You googled “abortion chattanooga” because you are searching. You have liberty to do so. Some long while ago the Supreme Court issued a decision, Roe something-or-other, that makes abortion a fundamental right. You have a sense of thankfulness for the judges, two rows of elderly, black-robed men and women with serious, dignified expressions. Nameless, yes, but they always have seemed important, moral people.
Yes, you are aware that abortion is an unfortunate option, an evil necessity, as it were. Church people are opposed to it. The old Free Press frequently attacked it on the editorial pages. Protesters gave trouble to a local clinic in the 1990s. Yet, the Supreme Court made a ruling about abortion before you were born, and there is a measure of comfort in this fact. That ruling means that society says abortion is OK and can be obtained as a constitutional right so important that groups such as NARAL and the ACLU will pay lawyers to drone about it in court. You want to exercise your rights as a woman to do a thing legal and right. To exercise this right, you are looking for providers of safe, healthy medical services to eliminate an unwanted pregnancy. Right on, you say. Women have come a long way.
A measure of satisfaction arises in the breast at the thought. Still, you hesitate. Your uneasiness, like a low burble of running water in your ear, arises from a legitimate perception of reality, one connected to your conscience and provoked by what the Bible describes as the lawless removal of a landmark.
In the late 1800s the state legislature enacted a statute criminalizing the destruction of a child by abortion. The law stayed the hand of the private doctor who would destroy him at the behest of a disaffected mother. In Chattanooga, Nashville and other large cities in Tennessee, abortion was a service provided clandestinely because it was a violent act subject to criminal prosecution.
In 1973 judges in faraway Washington removed the landmark in Tennessee law, according to the common understanding of Roe vs. Wade. Their ruling is a disaster for you. Men issued an opinion about what is right or wrong, redefined them in a novel way suitable to the political interests of that day. The right honorable judges you’ve seen in Time magazine and the Free Press weren’t acting simply on a technical legal issue. Their opinion giving you the liberty to destroy your child was a decision about right and wrong that denies you a vital guidance. Bumped, you have dropped your moral compass in the weeds.

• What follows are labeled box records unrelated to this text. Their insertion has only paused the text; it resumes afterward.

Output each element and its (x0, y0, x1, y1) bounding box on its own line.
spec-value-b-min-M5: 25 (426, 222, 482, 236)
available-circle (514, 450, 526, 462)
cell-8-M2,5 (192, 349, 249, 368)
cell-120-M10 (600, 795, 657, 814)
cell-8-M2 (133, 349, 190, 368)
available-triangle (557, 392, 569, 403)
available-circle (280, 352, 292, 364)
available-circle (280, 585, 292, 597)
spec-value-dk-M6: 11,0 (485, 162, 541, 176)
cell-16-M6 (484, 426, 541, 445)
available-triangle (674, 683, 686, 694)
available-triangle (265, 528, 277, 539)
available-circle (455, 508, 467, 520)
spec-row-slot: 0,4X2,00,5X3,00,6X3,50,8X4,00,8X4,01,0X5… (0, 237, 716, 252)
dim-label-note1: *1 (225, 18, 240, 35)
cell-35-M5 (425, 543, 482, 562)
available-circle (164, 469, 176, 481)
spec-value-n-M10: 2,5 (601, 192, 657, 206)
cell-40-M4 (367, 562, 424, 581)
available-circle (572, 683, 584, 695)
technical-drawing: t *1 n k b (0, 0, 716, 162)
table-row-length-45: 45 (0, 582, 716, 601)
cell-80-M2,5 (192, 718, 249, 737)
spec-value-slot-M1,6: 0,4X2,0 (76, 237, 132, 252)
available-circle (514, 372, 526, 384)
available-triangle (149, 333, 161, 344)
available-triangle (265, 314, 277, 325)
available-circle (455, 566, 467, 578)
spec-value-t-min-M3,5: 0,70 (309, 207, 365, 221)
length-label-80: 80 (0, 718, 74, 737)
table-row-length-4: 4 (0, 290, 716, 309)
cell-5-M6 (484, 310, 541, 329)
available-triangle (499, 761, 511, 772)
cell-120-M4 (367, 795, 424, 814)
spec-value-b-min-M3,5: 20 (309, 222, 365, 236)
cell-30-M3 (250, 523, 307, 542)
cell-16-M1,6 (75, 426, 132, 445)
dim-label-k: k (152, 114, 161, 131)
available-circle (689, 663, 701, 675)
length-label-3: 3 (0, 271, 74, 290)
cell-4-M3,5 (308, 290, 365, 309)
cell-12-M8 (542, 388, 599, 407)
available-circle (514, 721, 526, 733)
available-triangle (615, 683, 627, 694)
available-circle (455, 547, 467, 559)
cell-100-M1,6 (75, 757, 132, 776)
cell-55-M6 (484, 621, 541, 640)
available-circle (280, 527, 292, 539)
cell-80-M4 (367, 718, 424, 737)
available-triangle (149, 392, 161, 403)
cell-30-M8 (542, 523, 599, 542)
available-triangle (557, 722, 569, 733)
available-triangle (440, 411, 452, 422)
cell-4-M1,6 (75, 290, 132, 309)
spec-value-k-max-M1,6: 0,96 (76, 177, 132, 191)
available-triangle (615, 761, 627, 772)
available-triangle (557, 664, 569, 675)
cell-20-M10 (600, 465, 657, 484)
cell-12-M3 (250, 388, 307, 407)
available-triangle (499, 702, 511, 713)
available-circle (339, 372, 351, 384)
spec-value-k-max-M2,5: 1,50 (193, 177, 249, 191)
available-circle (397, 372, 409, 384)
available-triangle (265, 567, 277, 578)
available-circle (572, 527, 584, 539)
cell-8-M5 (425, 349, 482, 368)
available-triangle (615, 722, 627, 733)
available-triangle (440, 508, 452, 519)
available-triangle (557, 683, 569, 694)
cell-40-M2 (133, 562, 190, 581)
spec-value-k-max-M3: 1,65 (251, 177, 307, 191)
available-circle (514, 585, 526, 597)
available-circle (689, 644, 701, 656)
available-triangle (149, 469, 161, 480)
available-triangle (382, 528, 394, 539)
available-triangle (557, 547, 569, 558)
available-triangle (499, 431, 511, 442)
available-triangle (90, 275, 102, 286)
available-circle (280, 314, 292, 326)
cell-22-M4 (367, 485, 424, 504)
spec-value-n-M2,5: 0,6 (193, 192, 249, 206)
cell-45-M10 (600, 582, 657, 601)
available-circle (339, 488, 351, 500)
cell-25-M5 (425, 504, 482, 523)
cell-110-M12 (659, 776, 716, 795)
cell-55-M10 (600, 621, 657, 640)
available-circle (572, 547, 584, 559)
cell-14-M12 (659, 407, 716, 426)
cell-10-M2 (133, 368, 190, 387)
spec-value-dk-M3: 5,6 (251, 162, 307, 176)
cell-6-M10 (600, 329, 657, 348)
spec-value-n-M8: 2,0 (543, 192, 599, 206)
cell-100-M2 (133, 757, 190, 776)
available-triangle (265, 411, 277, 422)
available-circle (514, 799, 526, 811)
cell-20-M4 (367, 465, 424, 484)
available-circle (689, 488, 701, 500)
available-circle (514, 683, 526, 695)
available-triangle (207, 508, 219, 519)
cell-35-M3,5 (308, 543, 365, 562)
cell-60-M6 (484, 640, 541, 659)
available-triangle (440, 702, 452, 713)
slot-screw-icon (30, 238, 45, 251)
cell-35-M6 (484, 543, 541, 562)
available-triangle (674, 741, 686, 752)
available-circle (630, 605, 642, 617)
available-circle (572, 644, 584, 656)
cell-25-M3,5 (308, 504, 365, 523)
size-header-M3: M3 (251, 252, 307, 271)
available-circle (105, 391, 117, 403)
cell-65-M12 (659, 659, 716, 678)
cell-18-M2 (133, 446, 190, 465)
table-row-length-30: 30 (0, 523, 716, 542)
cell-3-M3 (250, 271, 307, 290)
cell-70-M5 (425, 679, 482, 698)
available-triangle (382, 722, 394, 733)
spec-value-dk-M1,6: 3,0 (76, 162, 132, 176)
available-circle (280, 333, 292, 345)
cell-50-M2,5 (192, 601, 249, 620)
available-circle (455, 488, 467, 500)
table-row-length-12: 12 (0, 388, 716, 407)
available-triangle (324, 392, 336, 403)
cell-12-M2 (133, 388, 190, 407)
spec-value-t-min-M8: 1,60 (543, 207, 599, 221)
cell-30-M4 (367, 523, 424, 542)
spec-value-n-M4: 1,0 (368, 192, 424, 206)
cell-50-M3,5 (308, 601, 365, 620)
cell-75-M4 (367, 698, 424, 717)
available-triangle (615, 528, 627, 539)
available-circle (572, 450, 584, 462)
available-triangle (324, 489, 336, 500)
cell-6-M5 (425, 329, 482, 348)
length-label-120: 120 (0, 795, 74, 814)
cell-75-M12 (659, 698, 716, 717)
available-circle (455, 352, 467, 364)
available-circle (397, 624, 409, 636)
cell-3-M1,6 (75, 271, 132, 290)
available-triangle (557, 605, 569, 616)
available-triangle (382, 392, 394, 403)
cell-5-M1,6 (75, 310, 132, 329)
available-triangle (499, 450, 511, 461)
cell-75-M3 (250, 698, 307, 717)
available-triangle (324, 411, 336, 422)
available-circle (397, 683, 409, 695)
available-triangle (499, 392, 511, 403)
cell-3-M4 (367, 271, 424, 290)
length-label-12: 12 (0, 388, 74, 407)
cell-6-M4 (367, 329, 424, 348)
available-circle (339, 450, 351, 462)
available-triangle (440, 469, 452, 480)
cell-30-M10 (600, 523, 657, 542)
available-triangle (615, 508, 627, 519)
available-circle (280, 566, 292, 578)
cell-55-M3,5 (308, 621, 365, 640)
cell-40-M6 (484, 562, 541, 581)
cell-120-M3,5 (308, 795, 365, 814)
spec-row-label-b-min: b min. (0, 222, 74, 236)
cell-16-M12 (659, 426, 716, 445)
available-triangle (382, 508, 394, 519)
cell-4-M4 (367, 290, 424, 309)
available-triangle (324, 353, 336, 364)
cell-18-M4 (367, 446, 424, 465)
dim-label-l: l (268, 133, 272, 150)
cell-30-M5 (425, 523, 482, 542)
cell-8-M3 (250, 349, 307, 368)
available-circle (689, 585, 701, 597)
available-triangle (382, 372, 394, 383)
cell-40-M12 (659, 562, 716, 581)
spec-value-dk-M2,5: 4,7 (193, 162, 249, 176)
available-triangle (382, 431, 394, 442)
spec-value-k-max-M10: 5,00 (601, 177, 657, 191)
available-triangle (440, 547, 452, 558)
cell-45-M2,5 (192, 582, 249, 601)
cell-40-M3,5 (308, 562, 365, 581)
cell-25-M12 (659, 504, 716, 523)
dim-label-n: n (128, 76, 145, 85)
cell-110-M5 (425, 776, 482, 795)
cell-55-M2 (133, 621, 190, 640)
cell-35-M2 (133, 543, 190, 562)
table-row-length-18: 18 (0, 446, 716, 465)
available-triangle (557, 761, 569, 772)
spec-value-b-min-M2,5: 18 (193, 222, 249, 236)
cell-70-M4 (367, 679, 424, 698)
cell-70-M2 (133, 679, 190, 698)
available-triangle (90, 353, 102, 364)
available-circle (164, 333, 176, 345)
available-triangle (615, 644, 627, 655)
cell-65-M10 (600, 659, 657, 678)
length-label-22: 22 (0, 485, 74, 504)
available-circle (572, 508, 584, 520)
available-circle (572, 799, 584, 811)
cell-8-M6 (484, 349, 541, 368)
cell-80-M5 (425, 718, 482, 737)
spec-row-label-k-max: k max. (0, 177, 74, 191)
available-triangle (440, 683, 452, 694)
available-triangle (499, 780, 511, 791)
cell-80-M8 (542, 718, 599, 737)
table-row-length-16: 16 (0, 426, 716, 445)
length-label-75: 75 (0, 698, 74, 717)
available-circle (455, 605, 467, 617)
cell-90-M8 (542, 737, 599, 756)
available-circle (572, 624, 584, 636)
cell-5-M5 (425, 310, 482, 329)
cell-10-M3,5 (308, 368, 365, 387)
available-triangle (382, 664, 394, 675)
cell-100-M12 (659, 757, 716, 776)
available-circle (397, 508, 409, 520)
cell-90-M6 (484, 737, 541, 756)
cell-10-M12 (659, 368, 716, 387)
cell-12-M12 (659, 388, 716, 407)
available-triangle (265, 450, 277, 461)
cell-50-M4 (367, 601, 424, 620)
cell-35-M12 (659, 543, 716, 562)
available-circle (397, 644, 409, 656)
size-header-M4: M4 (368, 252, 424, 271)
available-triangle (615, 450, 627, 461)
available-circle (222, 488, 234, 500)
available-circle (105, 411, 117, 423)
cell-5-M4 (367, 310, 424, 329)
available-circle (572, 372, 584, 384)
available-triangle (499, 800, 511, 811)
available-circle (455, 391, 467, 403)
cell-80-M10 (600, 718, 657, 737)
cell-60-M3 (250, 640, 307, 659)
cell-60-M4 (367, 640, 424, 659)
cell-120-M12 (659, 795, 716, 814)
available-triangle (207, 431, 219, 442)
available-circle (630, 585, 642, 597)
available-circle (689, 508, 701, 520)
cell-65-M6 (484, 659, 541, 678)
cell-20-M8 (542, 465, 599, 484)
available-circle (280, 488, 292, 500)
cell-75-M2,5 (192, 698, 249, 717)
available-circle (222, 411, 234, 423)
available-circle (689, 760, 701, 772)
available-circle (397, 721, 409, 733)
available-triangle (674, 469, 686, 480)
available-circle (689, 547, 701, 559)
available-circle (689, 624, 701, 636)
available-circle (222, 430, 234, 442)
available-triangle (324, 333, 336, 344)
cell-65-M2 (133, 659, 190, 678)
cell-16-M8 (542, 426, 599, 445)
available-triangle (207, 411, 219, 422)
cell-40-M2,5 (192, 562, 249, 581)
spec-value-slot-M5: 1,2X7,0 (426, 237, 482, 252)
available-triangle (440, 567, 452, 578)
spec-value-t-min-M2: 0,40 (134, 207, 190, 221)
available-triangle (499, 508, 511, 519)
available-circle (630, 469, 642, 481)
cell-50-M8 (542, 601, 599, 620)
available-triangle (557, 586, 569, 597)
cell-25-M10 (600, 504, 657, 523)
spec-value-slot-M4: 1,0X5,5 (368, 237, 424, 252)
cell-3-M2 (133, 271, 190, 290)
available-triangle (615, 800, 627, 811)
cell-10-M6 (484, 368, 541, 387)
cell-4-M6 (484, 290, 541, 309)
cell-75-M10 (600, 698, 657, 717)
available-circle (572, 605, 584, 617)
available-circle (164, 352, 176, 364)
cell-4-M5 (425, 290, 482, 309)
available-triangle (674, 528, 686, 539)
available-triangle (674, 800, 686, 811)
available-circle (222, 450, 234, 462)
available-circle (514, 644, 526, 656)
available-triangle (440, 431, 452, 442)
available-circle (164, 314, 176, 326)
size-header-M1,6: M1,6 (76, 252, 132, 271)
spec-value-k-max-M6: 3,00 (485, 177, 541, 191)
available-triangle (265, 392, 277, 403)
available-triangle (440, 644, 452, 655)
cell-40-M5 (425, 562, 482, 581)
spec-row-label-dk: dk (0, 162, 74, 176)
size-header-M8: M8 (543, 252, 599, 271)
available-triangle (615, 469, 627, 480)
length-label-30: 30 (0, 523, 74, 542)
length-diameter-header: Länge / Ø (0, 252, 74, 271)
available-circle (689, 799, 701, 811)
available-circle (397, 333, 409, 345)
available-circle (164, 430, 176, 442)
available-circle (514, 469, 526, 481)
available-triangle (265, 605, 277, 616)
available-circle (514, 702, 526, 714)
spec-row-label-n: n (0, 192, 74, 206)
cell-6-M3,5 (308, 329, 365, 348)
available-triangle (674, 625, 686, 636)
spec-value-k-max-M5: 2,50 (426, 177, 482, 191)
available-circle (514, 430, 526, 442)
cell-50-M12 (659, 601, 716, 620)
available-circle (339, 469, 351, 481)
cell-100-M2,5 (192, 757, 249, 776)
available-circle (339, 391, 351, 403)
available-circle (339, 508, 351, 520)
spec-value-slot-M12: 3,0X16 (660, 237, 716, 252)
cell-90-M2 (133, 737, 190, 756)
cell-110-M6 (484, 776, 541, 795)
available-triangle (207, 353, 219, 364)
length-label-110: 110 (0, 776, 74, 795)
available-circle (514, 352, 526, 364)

The Lord God who gave you a baby by the miracle of conception is concerned with his health and welfare — and yours. In the word of God the term “landmark” appears several times. Simple declarative sentences about them suggest the force with which your creator wants legal monuments to withstand the wonts of men.
• You shall not remove your neighbor’s landmark, which the men of old have set, in your inheritance which you will inherit in the land that the Lord your God is giving you to possess (Deuteronomy 19:14)
• Cursed is the one who moves his neighbor’s landmark, and all the people shall say, “Amen!” (Deuteronomy 19:17)
• Do not remove the ancient landmark, which your fathers have set (Proverbs 22:28)
• Do not remove the ancient landmark, nor enter the fields of the fatherless (Proverbs 23:10)
Observe how landmarks are often old, part of an inheritance or the record of one’s father and his father. To relocate a landmark brings a curse. Removers of landmarks, in the last verse, act covetously against those whom the landmark formerly protected and enter the fields of the fatherless.
You are trying to make a decision about parting company with your son or daughter by reading Internet ads of abortion traffickers. Because ancient protections of babies in Tennessee have been made to disappear, you think you are inhaling deeply the crisp air of liberty, with birds chirping nearby in the tree. But the law imperils you and your heir, and few panting breaths remain. The judges moved a landmark and have placed their toe upon the field belonging to your enwombed baby, so that they might take possession of it. If you proceed in your Internet search and make an appointment at an abortion mill, you are letting those black-clad notables in the faded photo partake of the field of the fatherless, which is your inheritance as much as your stricken baby’s. They have shifted the landmark, they have seized the field and are entering quietly thereon, their robes swirling across the bitter clumps of grass.
David Tulis, a deacon at Brainerd Hills Presbyterian Church, is married and the father of four children.